Parità dunque, pur nelle nostre diversità è il motto. Niente quote rosa però. Presso l’azienda di Mark Zuckerberg non vi è alcuna imposizione necessaria. La parola d’ordine è ‘audacia’ e il riconoscimento di una semplice equazione: diverso significa più ricco, più creativo e dunque più remunerativo.
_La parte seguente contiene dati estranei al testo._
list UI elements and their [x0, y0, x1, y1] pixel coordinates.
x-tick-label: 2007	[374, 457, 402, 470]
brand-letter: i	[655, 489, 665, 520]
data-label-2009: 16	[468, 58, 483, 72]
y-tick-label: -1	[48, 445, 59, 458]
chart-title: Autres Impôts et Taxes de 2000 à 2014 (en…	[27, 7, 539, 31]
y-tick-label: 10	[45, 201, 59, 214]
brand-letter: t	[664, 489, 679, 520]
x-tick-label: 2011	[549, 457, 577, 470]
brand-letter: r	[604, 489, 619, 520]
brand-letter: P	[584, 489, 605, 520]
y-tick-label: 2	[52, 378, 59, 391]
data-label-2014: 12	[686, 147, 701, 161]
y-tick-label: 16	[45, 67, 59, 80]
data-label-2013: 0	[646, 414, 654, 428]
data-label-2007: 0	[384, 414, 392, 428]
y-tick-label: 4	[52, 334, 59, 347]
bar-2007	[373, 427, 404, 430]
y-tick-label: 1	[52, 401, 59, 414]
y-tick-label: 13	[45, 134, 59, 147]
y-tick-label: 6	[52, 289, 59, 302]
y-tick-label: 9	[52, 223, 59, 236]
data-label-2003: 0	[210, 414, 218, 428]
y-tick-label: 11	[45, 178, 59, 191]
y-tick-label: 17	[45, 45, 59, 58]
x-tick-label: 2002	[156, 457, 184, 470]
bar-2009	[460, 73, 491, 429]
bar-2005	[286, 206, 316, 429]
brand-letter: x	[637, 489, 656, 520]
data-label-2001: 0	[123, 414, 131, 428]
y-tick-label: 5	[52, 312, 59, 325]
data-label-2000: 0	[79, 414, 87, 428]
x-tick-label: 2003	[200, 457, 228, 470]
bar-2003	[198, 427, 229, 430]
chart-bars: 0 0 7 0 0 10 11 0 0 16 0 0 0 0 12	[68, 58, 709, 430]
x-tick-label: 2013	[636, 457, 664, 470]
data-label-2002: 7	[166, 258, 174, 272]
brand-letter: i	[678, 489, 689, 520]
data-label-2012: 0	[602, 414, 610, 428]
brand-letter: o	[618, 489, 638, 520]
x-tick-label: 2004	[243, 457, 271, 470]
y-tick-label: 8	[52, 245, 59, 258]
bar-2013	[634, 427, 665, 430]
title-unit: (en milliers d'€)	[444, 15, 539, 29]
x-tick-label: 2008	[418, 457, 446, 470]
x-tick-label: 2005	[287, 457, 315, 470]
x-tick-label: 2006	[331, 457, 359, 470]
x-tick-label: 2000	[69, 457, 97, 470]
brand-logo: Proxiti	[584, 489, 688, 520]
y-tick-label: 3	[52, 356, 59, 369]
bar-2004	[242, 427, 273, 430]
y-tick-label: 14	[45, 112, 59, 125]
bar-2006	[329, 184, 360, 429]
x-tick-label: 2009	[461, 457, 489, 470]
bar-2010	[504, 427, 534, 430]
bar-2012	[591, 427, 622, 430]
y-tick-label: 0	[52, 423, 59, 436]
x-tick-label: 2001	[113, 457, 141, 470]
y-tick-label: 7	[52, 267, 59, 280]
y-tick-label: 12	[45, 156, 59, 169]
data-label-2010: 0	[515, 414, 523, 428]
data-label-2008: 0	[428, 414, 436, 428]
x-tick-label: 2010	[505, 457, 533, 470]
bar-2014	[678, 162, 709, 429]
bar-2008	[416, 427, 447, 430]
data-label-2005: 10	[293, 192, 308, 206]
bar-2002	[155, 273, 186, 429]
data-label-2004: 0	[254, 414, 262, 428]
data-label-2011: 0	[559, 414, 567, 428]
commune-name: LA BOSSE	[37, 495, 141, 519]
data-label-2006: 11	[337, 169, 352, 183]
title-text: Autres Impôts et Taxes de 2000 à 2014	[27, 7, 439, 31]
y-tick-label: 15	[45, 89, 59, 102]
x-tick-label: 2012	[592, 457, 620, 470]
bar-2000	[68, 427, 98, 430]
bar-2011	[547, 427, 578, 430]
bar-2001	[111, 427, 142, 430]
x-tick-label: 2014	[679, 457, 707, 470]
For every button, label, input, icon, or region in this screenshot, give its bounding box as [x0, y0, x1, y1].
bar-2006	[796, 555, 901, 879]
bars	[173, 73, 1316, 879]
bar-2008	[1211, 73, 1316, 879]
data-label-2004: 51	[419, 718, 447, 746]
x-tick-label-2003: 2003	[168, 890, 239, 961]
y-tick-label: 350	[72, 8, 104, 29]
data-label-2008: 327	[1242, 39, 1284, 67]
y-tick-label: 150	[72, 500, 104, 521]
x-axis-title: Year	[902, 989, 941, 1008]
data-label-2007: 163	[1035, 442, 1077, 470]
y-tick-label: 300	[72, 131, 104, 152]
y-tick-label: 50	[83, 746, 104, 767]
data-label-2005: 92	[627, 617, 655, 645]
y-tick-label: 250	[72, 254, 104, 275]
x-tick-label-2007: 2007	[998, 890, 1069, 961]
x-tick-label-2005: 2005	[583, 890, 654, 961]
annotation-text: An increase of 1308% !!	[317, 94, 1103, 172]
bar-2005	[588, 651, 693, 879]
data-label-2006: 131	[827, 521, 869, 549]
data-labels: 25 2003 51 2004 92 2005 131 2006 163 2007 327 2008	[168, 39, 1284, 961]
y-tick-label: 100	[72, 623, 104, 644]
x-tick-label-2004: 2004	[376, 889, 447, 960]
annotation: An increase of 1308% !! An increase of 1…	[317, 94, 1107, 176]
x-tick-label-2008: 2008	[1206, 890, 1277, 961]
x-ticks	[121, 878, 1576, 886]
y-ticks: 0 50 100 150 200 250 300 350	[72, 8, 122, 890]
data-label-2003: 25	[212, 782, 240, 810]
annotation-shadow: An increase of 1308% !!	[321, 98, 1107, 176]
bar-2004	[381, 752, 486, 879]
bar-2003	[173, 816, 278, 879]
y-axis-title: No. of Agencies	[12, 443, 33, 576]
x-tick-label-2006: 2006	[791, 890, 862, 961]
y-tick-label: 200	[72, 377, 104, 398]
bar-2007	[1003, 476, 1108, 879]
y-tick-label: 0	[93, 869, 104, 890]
Mostrare apertura a tutti significa automaticamente farsi buona pubblicità e favorire l’interesse sui propri prodotti da parte di tutti.

Più che la tecnologia in sé è ormai il comportamento sociale a fare delle aziende la differenza. E a Facebook stanno cercando di metterlo in pratica. Niente di meglio che usare la propria immagine di rilievo e rappresentanza, per invogliare le donne del mondo a specializzarsi in materie tecniche quali ingegneria, matematica, scienze ed alte tecnologie.

Ma a Menlo Park non si fanno solo chiacchiere. La società americana dal marchio bianco e blu, nata come un annuario telematico, oggi offre alle sue giovani reclute un vero e proprio programma di formazione, appoggiandosi ai corsi di piattaforme ‘per signore’ come Girls Who Code e YesWeCode; per non parlare poi dei percorsi di stage offerti dalla società e dagli incentivi messi a disposizione delle donne per l’ottenimento di borse di studio.

Piccoli, grandi cambiamenti che passano anche attraverso i “lean circles”, ovvero delle mini-tavole rotonde tra colleghi per facilitare lo scambio culturale tra uomini, donne e altre minoranze.